Abrimos la vaina de vainilla a lo largo y extraemos las semillas. Ponemos las semillas y la vaina en un cazo junto con la nata líquida y dos cucharadas de agua. Calentamos hasta que comience a hervir.
Retiramos la vaina de vainilla y vertemos poco a poco la nata caliente sobre la mitad de la mezcla de yemas, removiendo continuamente. Incorporamos esta mezcla al resto de las yemas y mezclamos bien.
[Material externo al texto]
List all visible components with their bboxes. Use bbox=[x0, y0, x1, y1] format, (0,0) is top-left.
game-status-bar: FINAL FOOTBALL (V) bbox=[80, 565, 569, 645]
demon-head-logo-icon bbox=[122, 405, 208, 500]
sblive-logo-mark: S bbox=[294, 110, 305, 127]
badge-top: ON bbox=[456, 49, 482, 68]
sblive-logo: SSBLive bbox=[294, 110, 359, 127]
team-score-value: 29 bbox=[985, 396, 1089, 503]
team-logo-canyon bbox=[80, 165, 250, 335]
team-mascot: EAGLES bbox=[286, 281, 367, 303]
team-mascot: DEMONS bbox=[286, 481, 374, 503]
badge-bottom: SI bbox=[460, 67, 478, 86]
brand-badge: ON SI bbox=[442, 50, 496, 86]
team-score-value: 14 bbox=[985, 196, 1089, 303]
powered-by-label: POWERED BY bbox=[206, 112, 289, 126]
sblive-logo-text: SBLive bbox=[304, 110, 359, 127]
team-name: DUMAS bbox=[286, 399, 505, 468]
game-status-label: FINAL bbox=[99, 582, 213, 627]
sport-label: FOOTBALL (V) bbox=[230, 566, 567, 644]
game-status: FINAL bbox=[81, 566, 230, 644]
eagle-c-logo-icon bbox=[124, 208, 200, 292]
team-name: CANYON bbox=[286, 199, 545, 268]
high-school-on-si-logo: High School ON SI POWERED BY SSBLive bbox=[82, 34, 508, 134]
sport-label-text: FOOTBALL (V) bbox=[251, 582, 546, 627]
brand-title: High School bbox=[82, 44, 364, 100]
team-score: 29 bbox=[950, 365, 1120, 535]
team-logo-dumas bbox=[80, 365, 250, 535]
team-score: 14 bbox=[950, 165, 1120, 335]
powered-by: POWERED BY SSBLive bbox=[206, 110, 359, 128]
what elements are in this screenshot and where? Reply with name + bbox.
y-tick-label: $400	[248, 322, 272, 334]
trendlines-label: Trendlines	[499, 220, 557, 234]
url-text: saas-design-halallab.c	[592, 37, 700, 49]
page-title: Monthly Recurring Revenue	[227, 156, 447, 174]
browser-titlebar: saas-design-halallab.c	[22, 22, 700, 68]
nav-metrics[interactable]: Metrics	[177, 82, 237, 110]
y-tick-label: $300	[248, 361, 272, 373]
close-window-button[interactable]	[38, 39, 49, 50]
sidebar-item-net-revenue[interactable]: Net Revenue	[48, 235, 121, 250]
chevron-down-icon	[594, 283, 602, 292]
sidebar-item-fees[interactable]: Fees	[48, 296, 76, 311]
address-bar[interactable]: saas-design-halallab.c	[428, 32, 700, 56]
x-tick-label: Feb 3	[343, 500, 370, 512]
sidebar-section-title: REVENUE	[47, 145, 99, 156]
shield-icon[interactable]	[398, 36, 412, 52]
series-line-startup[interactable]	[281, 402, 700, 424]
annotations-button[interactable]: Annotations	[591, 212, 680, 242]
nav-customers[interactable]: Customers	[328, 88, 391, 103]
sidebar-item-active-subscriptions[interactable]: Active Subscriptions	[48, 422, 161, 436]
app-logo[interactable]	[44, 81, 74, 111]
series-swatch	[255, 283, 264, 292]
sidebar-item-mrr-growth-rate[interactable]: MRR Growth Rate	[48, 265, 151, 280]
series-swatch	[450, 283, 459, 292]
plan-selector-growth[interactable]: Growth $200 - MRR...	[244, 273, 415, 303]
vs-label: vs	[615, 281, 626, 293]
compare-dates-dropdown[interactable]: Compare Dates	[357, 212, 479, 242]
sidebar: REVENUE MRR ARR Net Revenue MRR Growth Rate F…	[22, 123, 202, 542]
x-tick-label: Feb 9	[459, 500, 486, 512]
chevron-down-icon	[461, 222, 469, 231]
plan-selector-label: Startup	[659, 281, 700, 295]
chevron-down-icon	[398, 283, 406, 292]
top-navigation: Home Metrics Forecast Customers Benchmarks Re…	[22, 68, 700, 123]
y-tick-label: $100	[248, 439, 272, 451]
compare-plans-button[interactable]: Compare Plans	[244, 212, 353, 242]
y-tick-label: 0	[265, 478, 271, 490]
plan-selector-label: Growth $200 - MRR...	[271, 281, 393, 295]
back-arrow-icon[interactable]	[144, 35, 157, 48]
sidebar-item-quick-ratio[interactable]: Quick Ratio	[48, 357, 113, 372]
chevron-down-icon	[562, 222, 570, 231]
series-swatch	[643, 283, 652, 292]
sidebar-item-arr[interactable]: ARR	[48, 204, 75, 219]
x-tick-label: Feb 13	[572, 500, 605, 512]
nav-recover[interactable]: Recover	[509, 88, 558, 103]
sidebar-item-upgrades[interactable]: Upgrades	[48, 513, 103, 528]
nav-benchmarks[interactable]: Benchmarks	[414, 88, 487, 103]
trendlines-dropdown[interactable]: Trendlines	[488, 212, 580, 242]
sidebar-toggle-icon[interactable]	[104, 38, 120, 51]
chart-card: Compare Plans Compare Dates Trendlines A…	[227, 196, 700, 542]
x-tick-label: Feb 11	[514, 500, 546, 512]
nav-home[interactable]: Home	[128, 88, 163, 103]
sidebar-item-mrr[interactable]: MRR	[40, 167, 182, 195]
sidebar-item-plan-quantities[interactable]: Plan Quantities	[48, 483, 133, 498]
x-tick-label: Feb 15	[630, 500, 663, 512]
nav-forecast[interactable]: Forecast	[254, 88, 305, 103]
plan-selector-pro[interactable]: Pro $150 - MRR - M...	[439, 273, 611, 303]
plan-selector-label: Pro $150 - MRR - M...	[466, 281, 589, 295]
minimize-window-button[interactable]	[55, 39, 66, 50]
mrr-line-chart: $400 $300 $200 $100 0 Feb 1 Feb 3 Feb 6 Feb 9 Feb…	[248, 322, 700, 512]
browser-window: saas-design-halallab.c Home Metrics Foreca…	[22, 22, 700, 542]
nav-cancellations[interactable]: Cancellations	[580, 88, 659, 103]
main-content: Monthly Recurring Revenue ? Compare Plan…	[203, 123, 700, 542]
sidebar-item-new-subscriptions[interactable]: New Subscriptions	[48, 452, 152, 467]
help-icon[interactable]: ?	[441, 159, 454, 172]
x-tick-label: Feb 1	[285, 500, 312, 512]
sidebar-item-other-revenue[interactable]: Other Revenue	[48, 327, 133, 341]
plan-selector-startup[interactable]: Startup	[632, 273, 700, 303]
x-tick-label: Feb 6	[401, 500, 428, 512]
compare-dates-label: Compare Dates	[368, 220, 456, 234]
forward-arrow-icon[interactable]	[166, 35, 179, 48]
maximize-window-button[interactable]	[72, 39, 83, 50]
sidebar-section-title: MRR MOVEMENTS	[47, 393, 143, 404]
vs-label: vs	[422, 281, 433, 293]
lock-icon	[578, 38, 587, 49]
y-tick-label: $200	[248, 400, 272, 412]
Ponemos de nuevo la preparación al fuego suave y cocinamos sin dejar de remover hasta que espese.
Mientras tanto, hidratamos las hojas de gelatina en agua fría durante unos minutos. Las escurrimos bien y las añadimos a la crema caliente, removiendo hasta que se disuelvan completamente. Dejamos enfriar.
Montamos la nata para montar, bien fría, junto con el azúcar restante. Cuando la crema esté fría, incorporamos la nata montada con movimientos envolventes. Pasamos la crema a una manga pastelera.
Precalentamos el horno a 180º C.
Colocamos la lámina de hojaldre sobre una bandeja de horno, la pinchamos varias veces con un tenedor y la cubrimos con papel de horno. Colocamos otra bandeja encima para evitar que suba demasiado y horneamos durante 35 minutos.
Dejamos enfriar el hojaldre y lo cortamos en tres rectángulos del mismo tamaño. Espolvoreamos cada uno con azúcar glas y los horneamos 5 minutos más a 220 ºC para caramelizar ligeramente la superficie. Dejamos enfriar por completo.
Cubrimos dos de las placas de hojaldre con la crema de vainilla y las apilamos cuidadosamente. Terminamos colocando la tercera placa encima, espolvoreamos con azúcar glas y decoramos, si lo deseamos, con unas hojas de menta.